How Almost Perfect Picks Are Made

Gary Pinkel

Sometimes there is a misunderstanding about the Almost Perfect Picks. Predicting the exact score of a college football game – or just about any game other than soccer (1-0) – is almost impossible. What we strive for is to predict the correct winner of Southeastern Conference games each week and also to make an educated guess at a score we believe will indicate how the game will be played.



Close, blowout, low-scoring, high-scoring. That kind of stuff.

For instance, our Almost Perfect Picks has correctly forecast that Alabama would win the eight games it has played this year. The pressure is off to keep that streak alive this week because the Crimson Tide has an open date. Bama will return to action next week, hosting LSU in Bryant-Denny Stadium on Saturday, Nov. 9, with kickoff at 7 p.m. CT and television coverage by CBS.

But we don't usually get the score exactly right. For instance, last week our prediction was Alabama 45, Tennessee 10.

Oh, wait! We nailed that one!

Here's one. We predicted Mississippi State 31, Kentucky 24. The actual score was Bulldogs 28, Wildcats 22. So the ALMOST perfect pick had the correct winner and was within a point of the margin of victory and within a few points of the total number of points scored by each team.

Insofar as predicting the winning team, Almost Perfect Picks has been either perfect or almost perfect every week. Last week was typical, missing one game. We had predicted Missouri to defeat South Carolina by 31-17. The actual result was South Carolina 27, Missouri 24 in two overtimes as the Tigers blew a 17-point fourth quarter lead that kept Almost Perfect Picks from being perfect picks. We had no idea Gamecocks quarterback Conner Shaw was going to get out of his sick coop and perform brilliantly. The sun got in our eyes. Etc.

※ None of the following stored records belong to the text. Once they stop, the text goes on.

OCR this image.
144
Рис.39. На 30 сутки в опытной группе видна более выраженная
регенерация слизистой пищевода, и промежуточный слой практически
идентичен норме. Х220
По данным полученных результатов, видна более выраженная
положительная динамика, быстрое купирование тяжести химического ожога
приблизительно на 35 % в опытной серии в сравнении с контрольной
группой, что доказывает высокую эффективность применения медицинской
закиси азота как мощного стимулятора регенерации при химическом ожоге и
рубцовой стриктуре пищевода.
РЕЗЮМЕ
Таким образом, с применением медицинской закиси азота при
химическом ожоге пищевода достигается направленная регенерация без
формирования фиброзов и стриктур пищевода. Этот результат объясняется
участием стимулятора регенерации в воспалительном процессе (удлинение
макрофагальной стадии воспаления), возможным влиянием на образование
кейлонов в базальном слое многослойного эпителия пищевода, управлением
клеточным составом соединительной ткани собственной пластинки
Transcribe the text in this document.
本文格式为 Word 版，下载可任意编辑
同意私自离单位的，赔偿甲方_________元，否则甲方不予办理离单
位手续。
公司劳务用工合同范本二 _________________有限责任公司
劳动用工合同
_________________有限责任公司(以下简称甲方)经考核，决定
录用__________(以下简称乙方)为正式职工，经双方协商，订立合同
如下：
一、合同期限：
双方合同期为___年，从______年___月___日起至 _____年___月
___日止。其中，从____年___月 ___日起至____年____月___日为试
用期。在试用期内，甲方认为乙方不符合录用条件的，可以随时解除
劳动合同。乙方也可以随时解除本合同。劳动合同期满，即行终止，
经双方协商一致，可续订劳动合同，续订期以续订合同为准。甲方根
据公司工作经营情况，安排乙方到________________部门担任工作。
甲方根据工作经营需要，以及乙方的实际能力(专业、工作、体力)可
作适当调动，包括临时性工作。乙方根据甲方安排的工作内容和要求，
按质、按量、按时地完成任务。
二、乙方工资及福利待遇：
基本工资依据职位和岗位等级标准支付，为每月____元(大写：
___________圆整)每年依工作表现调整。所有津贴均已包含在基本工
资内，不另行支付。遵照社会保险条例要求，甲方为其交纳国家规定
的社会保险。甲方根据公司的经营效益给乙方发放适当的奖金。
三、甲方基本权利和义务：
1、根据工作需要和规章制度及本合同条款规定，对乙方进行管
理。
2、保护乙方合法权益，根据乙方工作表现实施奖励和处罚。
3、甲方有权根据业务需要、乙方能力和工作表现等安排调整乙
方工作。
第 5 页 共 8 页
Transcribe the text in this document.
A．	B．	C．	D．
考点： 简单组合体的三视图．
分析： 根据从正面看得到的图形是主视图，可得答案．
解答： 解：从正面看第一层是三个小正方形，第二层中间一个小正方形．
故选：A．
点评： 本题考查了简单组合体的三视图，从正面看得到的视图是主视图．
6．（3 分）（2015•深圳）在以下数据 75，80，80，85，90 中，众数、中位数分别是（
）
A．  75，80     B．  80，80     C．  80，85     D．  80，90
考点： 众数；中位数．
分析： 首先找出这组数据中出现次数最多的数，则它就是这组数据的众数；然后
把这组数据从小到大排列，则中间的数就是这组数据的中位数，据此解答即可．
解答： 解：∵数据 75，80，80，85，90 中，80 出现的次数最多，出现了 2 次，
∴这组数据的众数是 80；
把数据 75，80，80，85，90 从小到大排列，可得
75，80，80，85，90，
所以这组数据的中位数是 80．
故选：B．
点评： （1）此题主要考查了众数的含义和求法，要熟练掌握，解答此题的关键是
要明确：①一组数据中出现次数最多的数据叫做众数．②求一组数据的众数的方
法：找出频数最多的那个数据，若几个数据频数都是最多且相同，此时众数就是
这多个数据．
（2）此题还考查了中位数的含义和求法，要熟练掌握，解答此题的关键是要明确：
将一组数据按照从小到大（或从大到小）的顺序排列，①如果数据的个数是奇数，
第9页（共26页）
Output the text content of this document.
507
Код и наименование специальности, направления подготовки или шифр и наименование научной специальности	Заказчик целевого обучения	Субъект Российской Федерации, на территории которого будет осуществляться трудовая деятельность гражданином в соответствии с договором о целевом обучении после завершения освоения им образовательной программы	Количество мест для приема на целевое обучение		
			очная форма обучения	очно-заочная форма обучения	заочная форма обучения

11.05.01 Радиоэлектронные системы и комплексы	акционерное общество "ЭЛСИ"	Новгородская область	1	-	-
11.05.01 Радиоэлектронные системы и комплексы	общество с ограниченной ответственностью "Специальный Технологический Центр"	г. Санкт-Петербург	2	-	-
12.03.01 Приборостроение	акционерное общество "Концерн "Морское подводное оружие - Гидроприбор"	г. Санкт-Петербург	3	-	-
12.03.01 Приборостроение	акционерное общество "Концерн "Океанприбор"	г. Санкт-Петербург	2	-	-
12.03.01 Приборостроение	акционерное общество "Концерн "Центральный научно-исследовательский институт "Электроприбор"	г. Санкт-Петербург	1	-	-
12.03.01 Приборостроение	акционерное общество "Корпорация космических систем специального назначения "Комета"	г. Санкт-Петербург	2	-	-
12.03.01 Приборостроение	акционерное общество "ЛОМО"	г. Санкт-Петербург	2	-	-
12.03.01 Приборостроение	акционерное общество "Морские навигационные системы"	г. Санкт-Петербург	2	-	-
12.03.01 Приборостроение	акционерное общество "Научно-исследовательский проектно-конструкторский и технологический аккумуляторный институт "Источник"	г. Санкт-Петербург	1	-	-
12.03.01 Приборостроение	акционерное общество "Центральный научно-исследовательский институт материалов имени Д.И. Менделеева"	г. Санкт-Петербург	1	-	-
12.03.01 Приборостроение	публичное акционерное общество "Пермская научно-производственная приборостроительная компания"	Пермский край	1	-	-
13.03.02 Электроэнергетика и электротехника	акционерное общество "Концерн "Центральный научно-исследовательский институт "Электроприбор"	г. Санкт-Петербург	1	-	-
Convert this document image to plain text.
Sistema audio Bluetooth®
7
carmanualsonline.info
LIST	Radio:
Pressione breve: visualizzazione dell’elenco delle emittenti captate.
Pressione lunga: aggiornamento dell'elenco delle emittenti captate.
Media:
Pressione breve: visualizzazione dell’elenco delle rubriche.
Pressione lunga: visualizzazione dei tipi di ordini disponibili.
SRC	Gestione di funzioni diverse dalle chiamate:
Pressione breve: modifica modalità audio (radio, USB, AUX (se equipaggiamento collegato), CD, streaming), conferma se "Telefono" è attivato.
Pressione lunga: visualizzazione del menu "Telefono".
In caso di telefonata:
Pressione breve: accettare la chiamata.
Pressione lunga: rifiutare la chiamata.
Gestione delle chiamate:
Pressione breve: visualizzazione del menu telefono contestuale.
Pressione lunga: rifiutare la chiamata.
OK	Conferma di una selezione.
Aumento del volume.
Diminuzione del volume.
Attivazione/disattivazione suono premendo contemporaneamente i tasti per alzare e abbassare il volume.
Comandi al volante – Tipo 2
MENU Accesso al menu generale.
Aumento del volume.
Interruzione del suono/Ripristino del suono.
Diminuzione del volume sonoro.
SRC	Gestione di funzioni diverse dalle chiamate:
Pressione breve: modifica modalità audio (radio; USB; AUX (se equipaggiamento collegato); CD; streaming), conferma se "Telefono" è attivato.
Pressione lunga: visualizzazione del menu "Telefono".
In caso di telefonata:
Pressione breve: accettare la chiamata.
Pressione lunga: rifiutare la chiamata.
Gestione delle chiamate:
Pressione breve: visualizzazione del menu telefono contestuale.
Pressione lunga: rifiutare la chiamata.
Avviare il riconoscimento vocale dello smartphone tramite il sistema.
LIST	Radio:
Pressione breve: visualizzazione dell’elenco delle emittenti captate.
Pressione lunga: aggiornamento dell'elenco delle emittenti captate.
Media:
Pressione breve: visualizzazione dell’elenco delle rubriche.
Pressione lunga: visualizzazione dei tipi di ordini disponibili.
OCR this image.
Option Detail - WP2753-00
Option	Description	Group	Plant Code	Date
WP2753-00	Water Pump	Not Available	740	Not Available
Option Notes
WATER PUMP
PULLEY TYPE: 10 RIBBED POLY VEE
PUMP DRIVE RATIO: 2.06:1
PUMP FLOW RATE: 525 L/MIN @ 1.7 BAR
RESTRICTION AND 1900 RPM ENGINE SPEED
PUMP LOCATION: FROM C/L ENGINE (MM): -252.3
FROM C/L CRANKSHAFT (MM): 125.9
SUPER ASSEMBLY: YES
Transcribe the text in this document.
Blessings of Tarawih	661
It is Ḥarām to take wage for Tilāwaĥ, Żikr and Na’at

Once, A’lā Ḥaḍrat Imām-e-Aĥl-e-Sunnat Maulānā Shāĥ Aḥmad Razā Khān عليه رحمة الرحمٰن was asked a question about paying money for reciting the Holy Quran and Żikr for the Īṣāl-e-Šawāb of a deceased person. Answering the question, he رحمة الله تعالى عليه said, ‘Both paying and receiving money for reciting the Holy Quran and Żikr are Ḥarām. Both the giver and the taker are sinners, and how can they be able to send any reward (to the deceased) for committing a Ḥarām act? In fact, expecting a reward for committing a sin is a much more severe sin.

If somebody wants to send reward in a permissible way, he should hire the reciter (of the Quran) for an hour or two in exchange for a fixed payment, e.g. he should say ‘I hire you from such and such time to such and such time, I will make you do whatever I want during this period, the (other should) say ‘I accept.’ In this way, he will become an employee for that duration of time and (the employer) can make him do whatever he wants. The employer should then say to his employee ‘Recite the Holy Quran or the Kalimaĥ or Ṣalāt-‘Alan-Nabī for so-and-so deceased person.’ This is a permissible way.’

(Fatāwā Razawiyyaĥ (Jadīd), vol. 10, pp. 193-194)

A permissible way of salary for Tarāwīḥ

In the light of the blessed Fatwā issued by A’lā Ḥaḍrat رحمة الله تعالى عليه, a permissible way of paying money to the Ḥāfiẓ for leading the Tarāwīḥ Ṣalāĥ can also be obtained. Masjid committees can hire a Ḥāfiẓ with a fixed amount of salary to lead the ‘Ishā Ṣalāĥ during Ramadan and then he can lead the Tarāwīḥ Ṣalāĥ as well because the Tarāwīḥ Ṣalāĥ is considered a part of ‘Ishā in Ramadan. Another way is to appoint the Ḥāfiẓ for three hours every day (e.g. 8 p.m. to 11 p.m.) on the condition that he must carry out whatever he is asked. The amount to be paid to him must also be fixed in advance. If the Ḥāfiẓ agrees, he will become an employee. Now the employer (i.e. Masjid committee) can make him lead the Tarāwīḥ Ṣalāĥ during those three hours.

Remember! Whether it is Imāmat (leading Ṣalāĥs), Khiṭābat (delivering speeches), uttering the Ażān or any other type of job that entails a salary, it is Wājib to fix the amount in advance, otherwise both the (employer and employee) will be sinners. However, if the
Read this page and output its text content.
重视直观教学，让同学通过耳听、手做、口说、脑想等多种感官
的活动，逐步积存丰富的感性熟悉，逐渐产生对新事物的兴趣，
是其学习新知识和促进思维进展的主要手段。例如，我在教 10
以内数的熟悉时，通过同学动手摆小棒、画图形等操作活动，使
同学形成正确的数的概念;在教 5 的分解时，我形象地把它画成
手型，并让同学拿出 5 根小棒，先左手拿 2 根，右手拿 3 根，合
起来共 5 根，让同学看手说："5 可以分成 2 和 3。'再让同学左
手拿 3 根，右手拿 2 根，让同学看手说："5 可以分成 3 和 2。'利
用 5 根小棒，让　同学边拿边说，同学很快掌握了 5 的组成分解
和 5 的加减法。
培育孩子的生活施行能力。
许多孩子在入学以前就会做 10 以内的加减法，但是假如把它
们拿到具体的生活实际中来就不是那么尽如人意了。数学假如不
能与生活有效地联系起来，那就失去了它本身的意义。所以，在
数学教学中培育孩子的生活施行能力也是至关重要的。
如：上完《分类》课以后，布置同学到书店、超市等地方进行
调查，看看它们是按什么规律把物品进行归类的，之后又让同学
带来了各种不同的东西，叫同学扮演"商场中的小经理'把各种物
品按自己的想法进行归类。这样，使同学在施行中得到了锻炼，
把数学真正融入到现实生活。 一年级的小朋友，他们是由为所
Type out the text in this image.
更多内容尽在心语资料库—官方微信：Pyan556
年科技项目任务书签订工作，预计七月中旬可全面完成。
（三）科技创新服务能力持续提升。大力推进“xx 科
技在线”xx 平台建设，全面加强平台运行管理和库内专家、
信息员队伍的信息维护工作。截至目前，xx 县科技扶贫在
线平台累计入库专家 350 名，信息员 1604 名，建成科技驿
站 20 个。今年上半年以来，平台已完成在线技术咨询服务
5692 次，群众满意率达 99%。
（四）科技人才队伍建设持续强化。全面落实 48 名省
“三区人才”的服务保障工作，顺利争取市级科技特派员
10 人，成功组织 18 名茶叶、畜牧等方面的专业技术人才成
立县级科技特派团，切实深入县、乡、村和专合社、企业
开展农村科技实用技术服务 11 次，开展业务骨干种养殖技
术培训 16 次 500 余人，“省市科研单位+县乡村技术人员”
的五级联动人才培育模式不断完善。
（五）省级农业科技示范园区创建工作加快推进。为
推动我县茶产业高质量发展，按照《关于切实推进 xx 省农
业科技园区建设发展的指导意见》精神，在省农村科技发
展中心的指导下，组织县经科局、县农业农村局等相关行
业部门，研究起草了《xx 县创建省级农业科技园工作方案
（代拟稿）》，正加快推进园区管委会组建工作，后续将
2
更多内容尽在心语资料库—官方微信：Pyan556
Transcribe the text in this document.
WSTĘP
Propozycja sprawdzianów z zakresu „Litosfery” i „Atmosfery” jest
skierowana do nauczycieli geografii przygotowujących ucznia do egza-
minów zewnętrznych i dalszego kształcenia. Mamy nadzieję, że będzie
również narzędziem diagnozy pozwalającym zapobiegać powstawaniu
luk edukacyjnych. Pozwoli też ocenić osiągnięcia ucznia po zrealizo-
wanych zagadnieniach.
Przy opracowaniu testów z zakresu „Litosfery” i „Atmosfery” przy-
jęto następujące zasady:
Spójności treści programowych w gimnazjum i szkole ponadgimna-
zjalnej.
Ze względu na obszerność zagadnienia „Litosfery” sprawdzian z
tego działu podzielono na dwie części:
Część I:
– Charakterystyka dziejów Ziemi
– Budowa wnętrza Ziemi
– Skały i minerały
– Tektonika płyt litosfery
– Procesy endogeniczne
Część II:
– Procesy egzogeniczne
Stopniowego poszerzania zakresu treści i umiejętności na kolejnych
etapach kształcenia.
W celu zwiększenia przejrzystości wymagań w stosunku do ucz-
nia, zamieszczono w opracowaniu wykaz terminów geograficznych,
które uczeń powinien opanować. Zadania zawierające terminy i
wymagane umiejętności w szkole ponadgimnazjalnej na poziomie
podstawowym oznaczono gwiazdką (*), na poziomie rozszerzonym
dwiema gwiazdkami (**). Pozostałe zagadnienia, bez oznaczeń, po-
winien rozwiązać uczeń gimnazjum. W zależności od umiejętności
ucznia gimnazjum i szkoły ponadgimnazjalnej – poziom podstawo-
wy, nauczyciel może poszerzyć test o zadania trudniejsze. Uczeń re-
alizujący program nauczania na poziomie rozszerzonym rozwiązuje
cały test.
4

There is perhaps only one game that appears to be close this week. A couple of months ago Georgia vs. Florida in Jacksonville would have seemed to have major implications for SEC Eastern Division superiority and, perhaps, national championship implications. Instead, both teams have been decimated by injuries and have struggled to 4-3 records (3-2 in the SEC) and neither team is ranked. And yet, the winner of this game could reach the SEC Championship Game, though it will take some losses by Missouri.

Georgia Coach Mark Richt has a spotty record in critical big games and Florida Coach Will Muschamp has a bad record in the Bulldogs vs. Gators contest both as a Georgia player and Florida coach. We have a sneaky feeling the Bulldogs are going to get some help from the return of injured players. Georgia 28, Florida 3.

There are some baby seals that need clubbing this week.

Texas El Paso (1-6) at Texas A&M (6-2 overall, 3-2 SEC) – The Aggies won't be able to help themselves, even if they wanted to. Which they don't. Texas A&M 69, UTEP 10.

Alabama State (6-2) at Kentucky (1-6, 0-4) – It is with great trepidation that we view Kentucky as a favorite, but surely. Kentucky 24, Alabama State 14.

Mississippi State (4-3, 1-2) at South Carolina (6-2, 4-2) – Wouldn't you have liked to have been at a post-game beer-bust with the self-proclaimed Ball Coach after last week's win by the Gameocks? South Carolina doesn't win championships, but the Gamecocks do win a lot of games. They have to win this one to keep their SEC East hopes alive. The Bulldogs don't win much. South Carolina 35, Mississippi State 10.

Tennessee (4-4, 1-3) at Missouri (7-1, 3-1) – Tennessee, predictably (45-10 at the hands of Alabama), was slapped around pretty good last week, but that was nothing new to the rebuilding Vols after a dose of Lane Kiffin, followed by a shot of Derek Dooley. Butch Jones may get them back. On the other hand, Nick Saban's old Kent State teammate, Missouri's Gary Pinkel, may be in contention for SEC Coach of the Year, but not if he slips against the Big Orange. He won't. Missouri 31 (yes, they make a field goal), Tennessee 21.

Auburn (7-1, 3-1) at Arkansas (3-5, 0-4) – Auburn's Gus Malzahn is also a strong candidate for SEC Coach of the Year as he returns to the state where he made his reputation as a high school coach. He and Arkansas Coach Brett Bielema don't play well together, and that was exacerbated when the Razorbacks got the game film from Auburn and found the Tigers had been, shall we say, less than honest in the SEC-mandated exchange of films. (I know, I know. Auburn cheating. Shocking!) People say Auburn has been just getting by in SEC wins. But Arkansas had to come from behind in the fourth quarter to beat Samford. Auburn 49, Arkansas 0.

(And this is a story for another day, but does anyone find it strange that Gary Pinkel and Gus Malzahn would be considered the leading candidates for SEC Coach of the Year while Nick Saban is not, even though he has his team on track for a third consecutive national championship?)